( O difícil  relacionamento  até o Cisma de 1054 )

Desde a divisão do Império Romano em 396 pelo Imperador Teodósio, as diferenças entre o Oriente e o Ocidente começaram a se acentuar gradualmente. Depois  da queda de Roma em 476, o Império Romano do Oriente sobreviveu conservando a estrutura e a herança do grande império que outrora dominara o mundo.

Aconteceu que naquele mesmo ano da queda de Roma (476) ocorreu uma nova investida dos monofisistas contra a Igreja. Essa heresia, o monofisismo, como já vimos anteriormente pregava que em Jesus havia uma só pessoa e uma só natureza: a divina. Ela fora condenada pelo Concílio de Calcedônia, em 451. Agora, vinte e cinco anos depois, em 476, ela surgiu novamente. Infelizmente dois importantes patriarcas da Igreja, Pedro Mongo, de Alexandria, e Acácio, de Constantinopla, se tornaram adeptos do monofisismo e redigiram um símbolo de fé que condenavam tanto Nestório como Eutiques, autores do nestorianismo (Jesus tem duas pessoas e duas naturezas) e o Monofisismo (Jesus tem apenas uma pessoa e uma natureza: a divina) e afirmavam que os símbolos de fé deveriam ser o Niceno-constantinopolitano e as definições do Concílio  de Éfeso do ano de 431. Ora, essas duas fórmulas, naquele ano de 476, podiam ser interpretadas de várias maneiras.

O Imperador Zenão, do Oriente, (aquele que aceitou as insígnias imperiais do Ocidente quando Roma caiu e reconheceu Odoacro como regente da Itália) promulgou um edito de união chamado "Henotikón". Esse símbolo de fé vigoraria como lei em todo o império do Oriente. O Imperador Zenão esperava com isso uma unidade religiosa entre os cristãos. Infelizmente tal medida acabou por causar divisões ainda mais acesas. Os católicos e também os Monofisistas mais extremados recusaram-se a acatar a decisão do imperador por causa da ambigüidade do Henotikón.

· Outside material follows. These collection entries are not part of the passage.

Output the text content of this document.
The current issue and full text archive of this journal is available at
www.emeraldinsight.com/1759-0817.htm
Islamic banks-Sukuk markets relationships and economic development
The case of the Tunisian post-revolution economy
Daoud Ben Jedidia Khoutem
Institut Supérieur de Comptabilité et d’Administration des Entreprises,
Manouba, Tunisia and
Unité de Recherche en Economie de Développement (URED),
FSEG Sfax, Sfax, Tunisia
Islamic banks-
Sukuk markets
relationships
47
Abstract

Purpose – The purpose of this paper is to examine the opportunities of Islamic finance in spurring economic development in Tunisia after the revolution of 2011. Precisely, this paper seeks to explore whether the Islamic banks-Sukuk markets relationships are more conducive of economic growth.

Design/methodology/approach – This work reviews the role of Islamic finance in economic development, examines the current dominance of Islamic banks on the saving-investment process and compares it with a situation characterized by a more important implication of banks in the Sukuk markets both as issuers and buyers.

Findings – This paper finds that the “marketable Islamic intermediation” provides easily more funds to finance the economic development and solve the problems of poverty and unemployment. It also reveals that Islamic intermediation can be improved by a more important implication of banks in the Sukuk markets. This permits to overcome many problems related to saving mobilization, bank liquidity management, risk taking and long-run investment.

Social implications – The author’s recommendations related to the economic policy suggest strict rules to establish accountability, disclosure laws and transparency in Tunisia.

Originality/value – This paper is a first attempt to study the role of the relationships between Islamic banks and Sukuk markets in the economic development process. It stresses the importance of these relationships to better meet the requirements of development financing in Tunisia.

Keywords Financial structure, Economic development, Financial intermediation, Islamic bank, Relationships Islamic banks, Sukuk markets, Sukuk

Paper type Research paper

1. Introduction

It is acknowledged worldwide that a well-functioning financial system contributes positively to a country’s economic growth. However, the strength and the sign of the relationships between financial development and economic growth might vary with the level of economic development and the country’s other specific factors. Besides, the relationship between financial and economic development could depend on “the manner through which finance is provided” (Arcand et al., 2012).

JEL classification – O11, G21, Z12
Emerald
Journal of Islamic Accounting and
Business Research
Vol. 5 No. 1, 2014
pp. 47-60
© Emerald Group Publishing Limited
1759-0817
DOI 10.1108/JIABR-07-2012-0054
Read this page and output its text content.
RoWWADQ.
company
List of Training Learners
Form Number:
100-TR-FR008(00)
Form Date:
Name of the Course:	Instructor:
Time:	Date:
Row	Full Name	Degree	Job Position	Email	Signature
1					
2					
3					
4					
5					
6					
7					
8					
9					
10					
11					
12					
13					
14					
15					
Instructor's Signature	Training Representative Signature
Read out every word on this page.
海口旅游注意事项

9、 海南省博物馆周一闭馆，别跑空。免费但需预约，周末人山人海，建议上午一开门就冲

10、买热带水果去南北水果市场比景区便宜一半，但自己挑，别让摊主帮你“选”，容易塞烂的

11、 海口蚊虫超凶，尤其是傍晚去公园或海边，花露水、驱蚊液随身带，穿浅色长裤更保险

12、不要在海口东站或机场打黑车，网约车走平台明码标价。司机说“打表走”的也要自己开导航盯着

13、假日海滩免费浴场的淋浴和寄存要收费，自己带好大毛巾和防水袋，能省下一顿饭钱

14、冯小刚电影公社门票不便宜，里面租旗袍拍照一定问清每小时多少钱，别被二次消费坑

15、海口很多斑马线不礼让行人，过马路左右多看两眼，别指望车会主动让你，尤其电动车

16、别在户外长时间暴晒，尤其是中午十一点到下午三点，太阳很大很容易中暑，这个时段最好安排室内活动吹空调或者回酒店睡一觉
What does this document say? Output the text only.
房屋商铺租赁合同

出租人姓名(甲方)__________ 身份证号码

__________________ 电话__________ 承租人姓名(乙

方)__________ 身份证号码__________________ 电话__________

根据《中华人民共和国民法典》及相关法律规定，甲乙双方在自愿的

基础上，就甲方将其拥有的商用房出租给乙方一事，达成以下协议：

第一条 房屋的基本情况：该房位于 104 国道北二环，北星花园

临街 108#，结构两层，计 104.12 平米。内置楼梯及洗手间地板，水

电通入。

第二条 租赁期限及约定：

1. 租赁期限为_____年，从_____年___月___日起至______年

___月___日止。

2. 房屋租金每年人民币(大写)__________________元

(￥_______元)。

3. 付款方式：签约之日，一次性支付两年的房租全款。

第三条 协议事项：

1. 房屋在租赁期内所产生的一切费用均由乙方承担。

Ao saber das manobras do Imperador Zenão, o Papa Félix II enviou legados à Constantinopla para pedir a ele e ao Patriarca Acácio a fidelidade ao Concílio de Calcedônia, de 451. Como foram vãs as solicitações, o papa decidiu depôr Acácio do Patriarcado de Constantinopla. Isso poderia provocar uma ruptura com os cristãos do Oriente e inclusive com o próprio imperador de Constantinopla  que agora se inclinava para o lado dos monofisistas. Mas Félix II foi corajoso no cumprimento do dever e na defesa da fé que deveria ser preservada. A deposição de Acácio foi mantida e a ruptura veio em seguida. Apoiado pelo Imperador Zenão, o Patriarca Acácio, de Constantinopla, rompeu com Roma. Essa ruptura durou 35 anos (de 484 a 519) e ficou conhecida como "ruptura acaciana" ou "Cisma Acaciano". Essa separação seria o começo de uma série de atritos entre a Igreja de Roma e o Oriente nos séculos seguintes.

O Imperador Zenão morreu em 491 e seu sucessor, o Imperador Anastácio (491-518) também se tornou simpatizante do Monofisismo. Por isto as conversações que o papa encaminhou ao monarca foram infrutíferas. Desde a queda de Roma, em 476, cabia aos imperadores do Oriente a defesa do Papado e da Cristandade mas como se podia ver não se devia esperar muito deles. O próprio Imperador Anastácio nada fez para socorrer o Ocidente quando em 491 o ostrogodo Teodorico desceu sobre a Itália conquistando toda a planície e dominando Roma.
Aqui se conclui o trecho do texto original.